VAT rate could be lowered to promote consumer spending

A recent report that showed VAT receipts have surged by 79 per cent in the last eight years has prompted speculation that the Government might lower the rate, as officials fear that Brexit could hit consumer spending due to price rises and increased economic uncertainty.

VAT receipts have jumped spectacularly since 2009/10 when the tax take was £70 billion, compared with £126 million in 2017/18. This has taken the tax to more than a fifth of the total tax take.

This has prompted one of the report’s authors to suggest that contingency plans might be put in place to help counter the potential fall in VAT receipts once the UK leaves the European Union.

He added that VAT has become a crucial component of HM Revenue & Customs’ (HMRC) tax take and the Government is likely to be keen to protect this important revenue source.

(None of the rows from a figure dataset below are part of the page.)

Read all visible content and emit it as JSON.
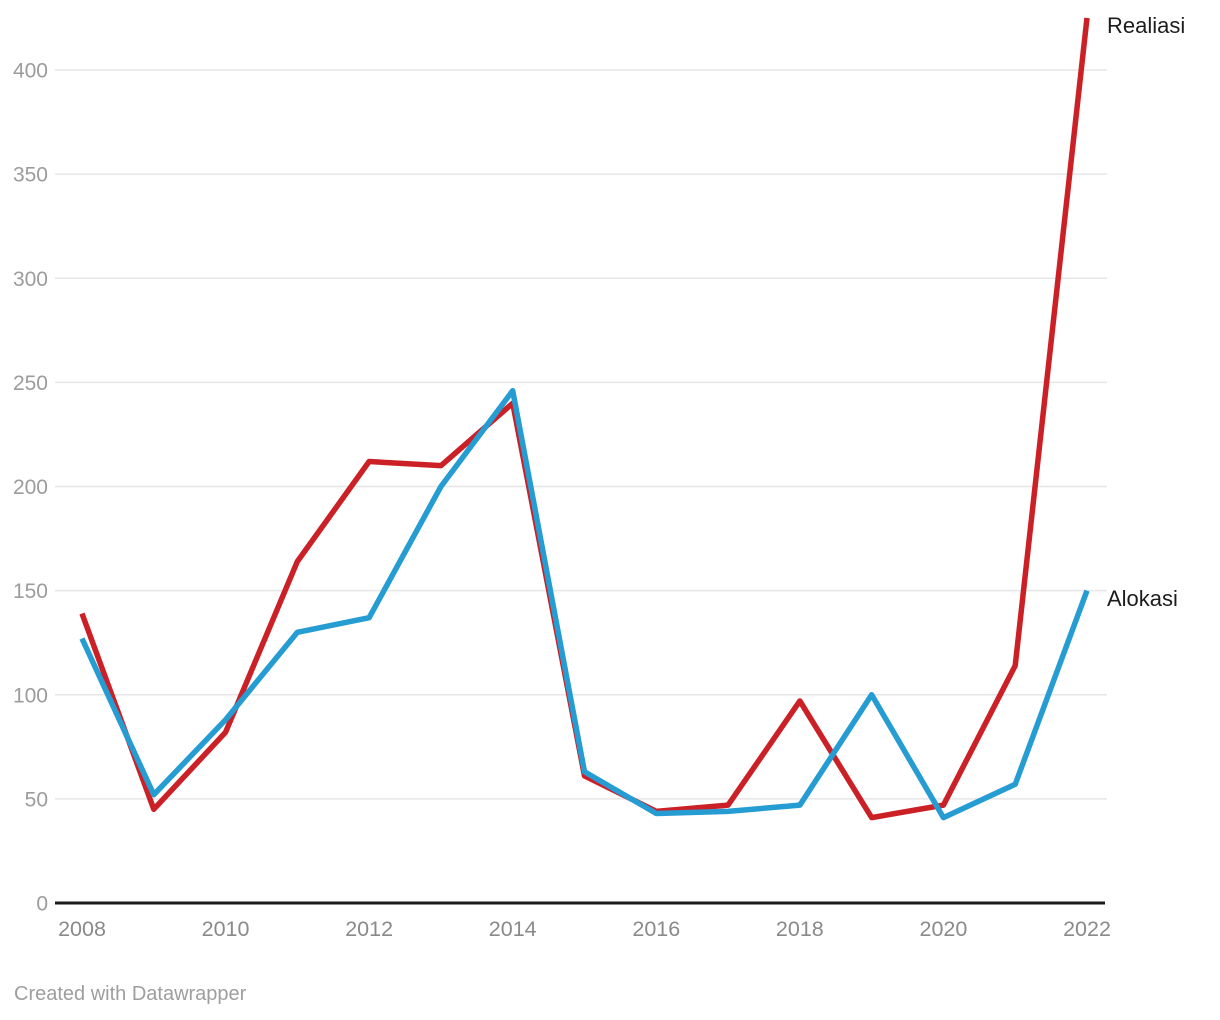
{
  "chart_data": {
    "type": "line",
    "title": "",
    "xlabel": "",
    "ylabel": "",
    "x": [
      2008,
      2009,
      2010,
      2011,
      2012,
      2013,
      2014,
      2015,
      2016,
      2017,
      2018,
      2019,
      2020,
      2021,
      2022
    ],
    "series": [
      {
        "name": "Realiasi",
        "color": "#cc2027",
        "values": [
          139,
          45,
          82,
          164,
          212,
          210,
          240,
          61,
          44,
          47,
          97,
          41,
          47,
          114,
          425
        ]
      },
      {
        "name": "Alokasi",
        "color": "#259cd2",
        "values": [
          127,
          52,
          88,
          130,
          137,
          200,
          246,
          63,
          43,
          44,
          47,
          100,
          41,
          57,
          150
        ]
      }
    ],
    "ylim": [
      0,
      400
    ],
    "y_ticks": [
      0,
      50,
      100,
      150,
      200,
      250,
      300,
      350,
      400
    ],
    "x_ticks": [
      2008,
      2010,
      2012,
      2014,
      2016,
      2018,
      2020,
      2022
    ],
    "grid": "horizontal",
    "legend_position": "direct-labels-right"
  },
  "colors": {
    "background": "#ffffff",
    "grid_line": "#e6e6e6",
    "axis_line": "#1a1a1a",
    "y_tick_label": "#9c9c9c",
    "x_tick_label": "#8a8a8a",
    "series_label": "#1d1d1d",
    "footer_text": "#9e9e9e"
  },
  "footer": {
    "attribution": "Created with Datawrapper"
  }
}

Last year, HMRC’s total tax take increased to £594 billion, a 30-year high, which equates to 33 per cent of gross domestic product (GDP). It positions the UK at 20th out of 36 OECD (Organisation for Economic Development and Cooperation) countries for the highest tax burden. Of this list, France is top at 46 per cent, but Ireland is considerably lower at 23 per cent.

The rate of VAT rose from 17.5 per cent to 20 per cent in 2011, and before the hike, it represented only 18 per cent of HMRC’s total tax take. Meanwhile, last year, Income Tax accounted for 21 per cent of the total tax take at £180 billion, and Corporation Tax accounted for £54 billion.